Mamá.

Hablamos con ella 1,2.3 veces al día. Aún difunta, seguimos hablándole y encomiéndole nuestra vida y la de nuestros seres queridos. Rara vez, peleamos con ella como para nunca más dirigirle la palabra.

 

Adoramos su presencia amorosa y sus consejos sabios. Rara vez nos cansan sus cantaletas, sus regaños, sus juicios negativos, sus miedos.

 

Nos gusta su olor a perfume sutil, sus movimientos de reina, sus cabellos de finos hilos de oro o de plata, su piel parecida a dulce corteza de durazno, su cuerpo de amazona. Rara vez, nos parece fea y rabiosa.

 

Literalmente, nos levantó. Desde la semilla sembrada en su interior hasta los grandulones que lleguemos a ser. Siempre vela a que nos convirtamos en personas de bien. Rara vez, nos abandona y nos deja crecer solo.

 

Nos enseñó lo que sabemos de la vida: el amor incondicional, la bondad, la ternura, el esfuerzo, la entrega, la risa y el optimismo.

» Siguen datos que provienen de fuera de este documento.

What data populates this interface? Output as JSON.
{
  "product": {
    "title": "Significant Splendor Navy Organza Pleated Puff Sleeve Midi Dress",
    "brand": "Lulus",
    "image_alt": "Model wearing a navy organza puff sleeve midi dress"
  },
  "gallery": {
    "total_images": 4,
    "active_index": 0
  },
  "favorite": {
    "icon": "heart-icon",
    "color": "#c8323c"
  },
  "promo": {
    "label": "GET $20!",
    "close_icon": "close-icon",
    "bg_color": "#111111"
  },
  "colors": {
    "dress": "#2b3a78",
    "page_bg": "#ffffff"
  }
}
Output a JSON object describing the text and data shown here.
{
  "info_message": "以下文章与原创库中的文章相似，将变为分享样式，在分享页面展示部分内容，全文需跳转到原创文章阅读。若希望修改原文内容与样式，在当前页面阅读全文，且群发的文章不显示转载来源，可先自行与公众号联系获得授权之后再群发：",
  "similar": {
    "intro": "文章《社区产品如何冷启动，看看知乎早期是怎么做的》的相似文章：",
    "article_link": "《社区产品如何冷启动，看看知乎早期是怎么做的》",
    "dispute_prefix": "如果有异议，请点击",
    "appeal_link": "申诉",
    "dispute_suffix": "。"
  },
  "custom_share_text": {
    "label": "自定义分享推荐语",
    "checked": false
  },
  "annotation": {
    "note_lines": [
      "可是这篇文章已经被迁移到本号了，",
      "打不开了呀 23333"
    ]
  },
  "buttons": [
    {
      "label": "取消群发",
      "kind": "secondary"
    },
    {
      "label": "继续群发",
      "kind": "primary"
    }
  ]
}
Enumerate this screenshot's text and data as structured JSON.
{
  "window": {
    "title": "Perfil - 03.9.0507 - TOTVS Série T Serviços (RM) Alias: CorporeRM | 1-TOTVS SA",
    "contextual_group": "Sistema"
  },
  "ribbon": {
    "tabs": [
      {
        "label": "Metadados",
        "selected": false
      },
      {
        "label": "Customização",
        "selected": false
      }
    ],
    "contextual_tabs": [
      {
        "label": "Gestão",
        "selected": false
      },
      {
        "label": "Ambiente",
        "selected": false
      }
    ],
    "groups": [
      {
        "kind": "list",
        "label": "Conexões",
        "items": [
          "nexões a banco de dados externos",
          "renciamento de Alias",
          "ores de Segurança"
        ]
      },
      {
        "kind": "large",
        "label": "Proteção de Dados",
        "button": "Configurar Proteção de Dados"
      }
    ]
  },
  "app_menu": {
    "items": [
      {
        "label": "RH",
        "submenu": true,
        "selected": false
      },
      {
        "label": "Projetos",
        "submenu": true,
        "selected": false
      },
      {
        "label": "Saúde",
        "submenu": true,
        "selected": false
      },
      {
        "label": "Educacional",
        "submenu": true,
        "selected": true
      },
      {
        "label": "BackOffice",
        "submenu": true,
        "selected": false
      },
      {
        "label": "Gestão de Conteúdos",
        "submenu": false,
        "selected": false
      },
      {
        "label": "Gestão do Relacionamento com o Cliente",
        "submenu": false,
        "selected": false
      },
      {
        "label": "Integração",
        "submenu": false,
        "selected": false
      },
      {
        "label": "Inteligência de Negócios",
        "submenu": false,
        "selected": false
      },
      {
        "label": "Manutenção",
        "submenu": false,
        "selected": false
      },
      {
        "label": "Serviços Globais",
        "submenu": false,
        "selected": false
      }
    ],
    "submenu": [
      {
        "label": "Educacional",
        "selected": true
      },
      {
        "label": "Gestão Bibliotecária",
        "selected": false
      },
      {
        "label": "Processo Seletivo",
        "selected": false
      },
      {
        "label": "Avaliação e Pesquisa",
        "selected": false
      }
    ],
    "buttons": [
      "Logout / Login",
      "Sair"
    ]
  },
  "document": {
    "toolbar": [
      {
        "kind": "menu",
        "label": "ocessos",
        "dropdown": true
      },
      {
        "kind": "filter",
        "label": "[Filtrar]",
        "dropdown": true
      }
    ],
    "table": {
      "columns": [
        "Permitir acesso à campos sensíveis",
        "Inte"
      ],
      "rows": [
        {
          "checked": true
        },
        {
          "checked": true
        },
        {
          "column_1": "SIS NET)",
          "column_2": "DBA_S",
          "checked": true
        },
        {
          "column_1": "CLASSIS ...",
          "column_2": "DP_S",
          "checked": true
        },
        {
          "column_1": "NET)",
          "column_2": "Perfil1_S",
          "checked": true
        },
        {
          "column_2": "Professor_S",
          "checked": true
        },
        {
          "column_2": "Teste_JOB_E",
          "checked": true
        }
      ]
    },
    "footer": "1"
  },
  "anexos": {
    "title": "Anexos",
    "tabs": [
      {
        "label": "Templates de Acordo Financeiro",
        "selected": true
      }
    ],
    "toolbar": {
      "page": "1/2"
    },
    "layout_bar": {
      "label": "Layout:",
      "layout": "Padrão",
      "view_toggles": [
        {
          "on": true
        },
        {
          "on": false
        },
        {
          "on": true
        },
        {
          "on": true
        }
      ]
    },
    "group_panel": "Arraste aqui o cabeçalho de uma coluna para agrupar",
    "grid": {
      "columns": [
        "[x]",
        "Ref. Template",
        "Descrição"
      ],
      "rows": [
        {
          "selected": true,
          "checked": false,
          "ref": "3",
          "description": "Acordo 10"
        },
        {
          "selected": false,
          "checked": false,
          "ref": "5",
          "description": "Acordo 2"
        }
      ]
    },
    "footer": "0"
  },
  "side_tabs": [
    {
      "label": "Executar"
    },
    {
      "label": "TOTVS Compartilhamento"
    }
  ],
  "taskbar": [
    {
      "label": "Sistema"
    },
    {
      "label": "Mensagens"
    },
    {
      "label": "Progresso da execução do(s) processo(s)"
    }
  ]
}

Rara vez, los vicios, la depresión o el desencanto.

 

Nos ubicó en la vida, abriéndonos puertas y oportunidades, motivando nuestros talentos y deseos de ser alguien. Rara vez, apagó las llamas de nuestro entusiasmo y nos dejó ser mediocre.

 

Siempre sigue estando allí cuando todo anda mal, cuando tenemos dificultades, cuando parece que de este hueco ya no saldremos, para darnos ánimo y sus manos para trepar nuevamente hasta el cielo. Rara vez nos entierra vivo y  echándonos tierra encima.

 

Entre ella y nosotros, existe una especie de simbiosis imborrable. Nos tuvo 7, 8 o 9 meses gestando nuestra individualidad y cantándonos canciones desde su vientre. Rara vez nos expulsó antes de tiempo.

 

Nos tiene de carne y hueso, de corazón y tripas, alabándola porque sigue siendo la persona más importante de nuestra existencia. Rara vez nos produce repulsión y enfermedad.

 

Rara vez, nos tiene que pedir perdón porque es el amor hecho mujer. Y si así fuera, por cualquier circunstancia de la vida, no podríamos olvidar que, felices o desdichados, nos permitió estar aquí hoy.

 

Y si pensamos que nuestra mamá nos hizo daño alguna vez, seguramente pensó que, por amarnos, lo tenía que hacer. “Perdonémosla porque no sabía lo que hacía”.

 

 

Perdonar a nuestra mamá viendo Jesús y María abrazándose una última vez en el camino hacía la cruz, es un importante paso hacia la felicidad.